Amtsgerichte in Hann. Münden, Duderstadt, Herzberg und Osterode bleiben erhalten
Die Amtsgerichte in Hann. Münden, Duderstadt, Herzberg und Osterode bleiben erhalten. Das habe Niedersachsens Ministerpräsident Stephan Weil Göttingens Landrat Bernhard Reuter während eines Treffens in Berlin zugesichert. Reuter wörtlich: „Das ist ein wichtiges Signal für eine bürgernahe Justiz und eine gute Botschaft für die Infrastruktur in den Mittelzentren Südniedersachsens.“ Der Landesrechnungshof hatte 29 kleine Amtsgerichte als unwirtschaftlich bezeichnet und deren Schließung empfohlen.
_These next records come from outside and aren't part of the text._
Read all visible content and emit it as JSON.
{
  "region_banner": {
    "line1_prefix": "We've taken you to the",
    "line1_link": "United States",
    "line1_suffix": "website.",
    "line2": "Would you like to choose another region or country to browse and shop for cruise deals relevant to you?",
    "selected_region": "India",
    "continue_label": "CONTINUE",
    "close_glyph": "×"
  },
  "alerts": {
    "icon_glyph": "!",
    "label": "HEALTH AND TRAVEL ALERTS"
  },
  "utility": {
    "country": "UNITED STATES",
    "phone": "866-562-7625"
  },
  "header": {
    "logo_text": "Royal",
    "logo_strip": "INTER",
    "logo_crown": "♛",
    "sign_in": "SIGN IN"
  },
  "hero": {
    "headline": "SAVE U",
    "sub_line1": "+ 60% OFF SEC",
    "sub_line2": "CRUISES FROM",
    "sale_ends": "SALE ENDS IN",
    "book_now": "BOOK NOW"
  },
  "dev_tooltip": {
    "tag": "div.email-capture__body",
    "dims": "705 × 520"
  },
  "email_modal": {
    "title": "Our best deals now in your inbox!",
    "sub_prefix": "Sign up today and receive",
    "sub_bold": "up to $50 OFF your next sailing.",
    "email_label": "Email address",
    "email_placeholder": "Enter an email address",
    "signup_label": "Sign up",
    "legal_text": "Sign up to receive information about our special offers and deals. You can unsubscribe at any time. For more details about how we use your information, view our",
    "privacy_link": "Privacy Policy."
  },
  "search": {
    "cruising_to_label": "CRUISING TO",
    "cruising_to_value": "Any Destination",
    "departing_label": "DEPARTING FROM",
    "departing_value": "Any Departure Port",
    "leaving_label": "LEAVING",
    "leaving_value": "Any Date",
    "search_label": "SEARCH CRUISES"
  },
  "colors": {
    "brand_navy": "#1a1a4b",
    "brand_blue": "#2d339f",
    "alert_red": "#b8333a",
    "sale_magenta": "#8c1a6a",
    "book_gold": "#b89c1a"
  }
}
Das führte zu Verunsicherung an den betroffenen Standorten. Die Kritik des Landesrechnungshofs sei irreführend, so Reuter. Die Amtsgerichte in der Region seien sämtlich in historischen Gebäuden untergebracht, die sich in Landesbesitz befänden. Diese Gebäude müssten vom Land unterhalten werden, die Kosten seien nicht den Gerichten zuzurechnen. Eine realistische Betrachtung zeige, dass die aktuelle Debatte unnötig sei, so Reuter abschließend.
Niedersachsens Ministerpräsident Stephan Weil (SPD) und Göttingens Landrat Bernhard Reuter (SPD) bei ihrem Treffen in Berlin (Bild: Landkreis Göttingen)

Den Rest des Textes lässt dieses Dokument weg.